Offer volumes indexed to Q1 2022 = 100. Source: Compa Index

This is an ugly picture.

Offer volumes are off a staggering 88% from market highs in early 2022.

And this is for engineering ICs. Middle-management and corporate roles, the focus of recent layoffs, may be faring even worse.

Tech companies just aren’t hiring nearly as many people as they were before.

Looking at it by each of the major tech metros reveals a similar story.

Offer volumes by metro area indexed to Q1 2022 = 100. Source: Compa Index

Offer volumes are way down by every market, but SF is far and away the worst at 92% below early 2022 levels.

Interestingly, the drop in activity happened in SF much faster than New York and Seattle, which both saw elevated hiring late into 2022.

Note that Q2 is 60% complete in this analysis (May 25), so I extrapolated the partial quarter rate through June 30 to make the numbers comparable.

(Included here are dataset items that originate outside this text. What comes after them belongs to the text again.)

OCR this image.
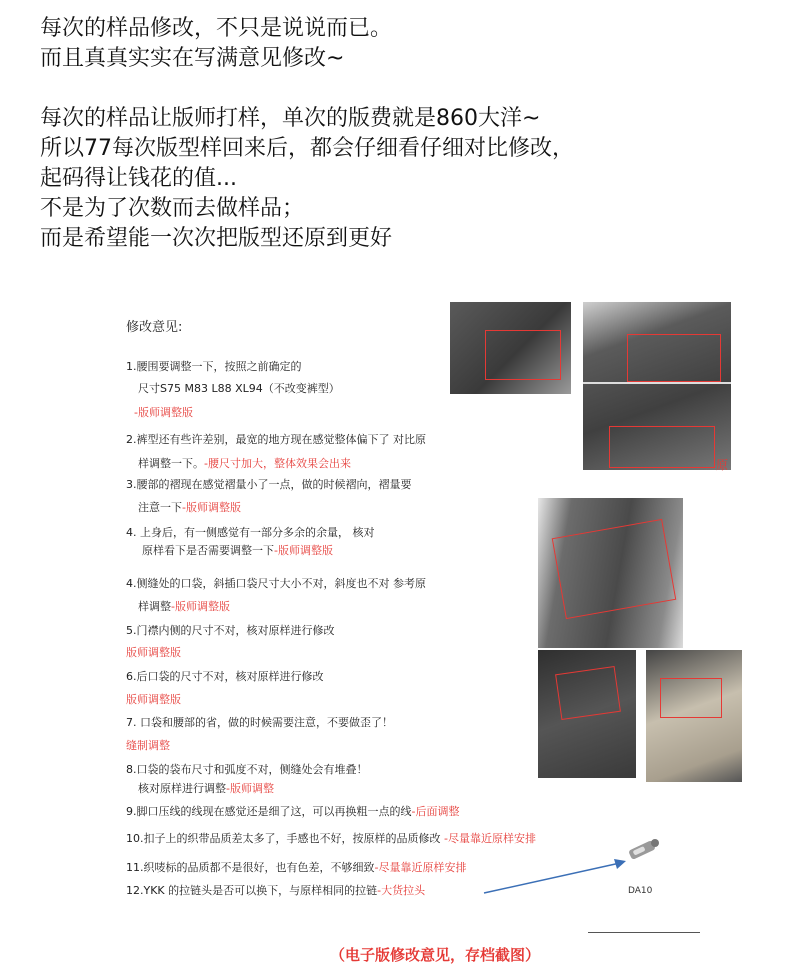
每次的样品修改，不只是说说而已。
而且真真实实在写满意见修改~
每次的样品让版师打样，单次的版费就是860大洋~
所以77每次版型样回来后，都会仔细看仔细对比修改，
起码得让钱花的值...
不是为了次数而去做样品；
而是希望能一次次把版型还原到更好
修改意见:
1.腰围要调整一下，按照之前确定的
尺寸S75 M83 L88 XL94（不改变裤型）
-版师调整版
2.裤型还有些许差别，最宽的地方现在感觉整体偏下了 对比原
样调整一下。-腰尺寸加大，整体效果会出来
3.腰部的褶现在感觉褶量小了一点，做的时候褶向，褶量要
注意一下-版师调整版
4. 上身后，有一侧感觉有一部分多余的余量， 核对
原样看下是否需要调整一下-版师调整版
4.侧缝处的口袋，斜插口袋尺寸大小不对，斜度也不对 参考原
样调整-版师调整版
5.门襟内侧的尺寸不对，核对原样进行修改
版师调整版
6.后口袋的尺寸不对，核对原样进行修改
版师调整版
7. 口袋和腰部的省，做的时候需要注意，不要做歪了！
缝制调整
8.口袋的袋布尺寸和弧度不对，侧缝处会有堆叠！
核对原样进行调整-版师调整
9.脚口压线的线现在感觉还是细了这，可以再换粗一点的线-后面调整
10.扣子上的织带品质差太多了，手感也不好，按原样的品质修改 -尽量靠近原样安排
11.织唛标的品质都不是很好，也有色差，不够细致-尽量靠近原样安排
12.YKK 的拉链头是否可以换下，与原样相同的拉链-大货拉头
原
DA10
（电子版修改意见，存档截图）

Note also — I indexed each metro to 100 for Q1 2022 to compare volume changes by area over time. San Francisco offer volumes dwarf other metros, 7x larger than New York and 3.6x larger than Seattle.

What happens next?

This analysis paints an overall grim picture, but I think the falling acceptance rates in San Francisco and New York could be green shoots.

There’s more we could analyze — actual compensation amounts tell an important story, as do the relative levels of hiring, i.e., volume of P3 versus P5 offers.

And then there’s the question we’re all asking: will AI save us?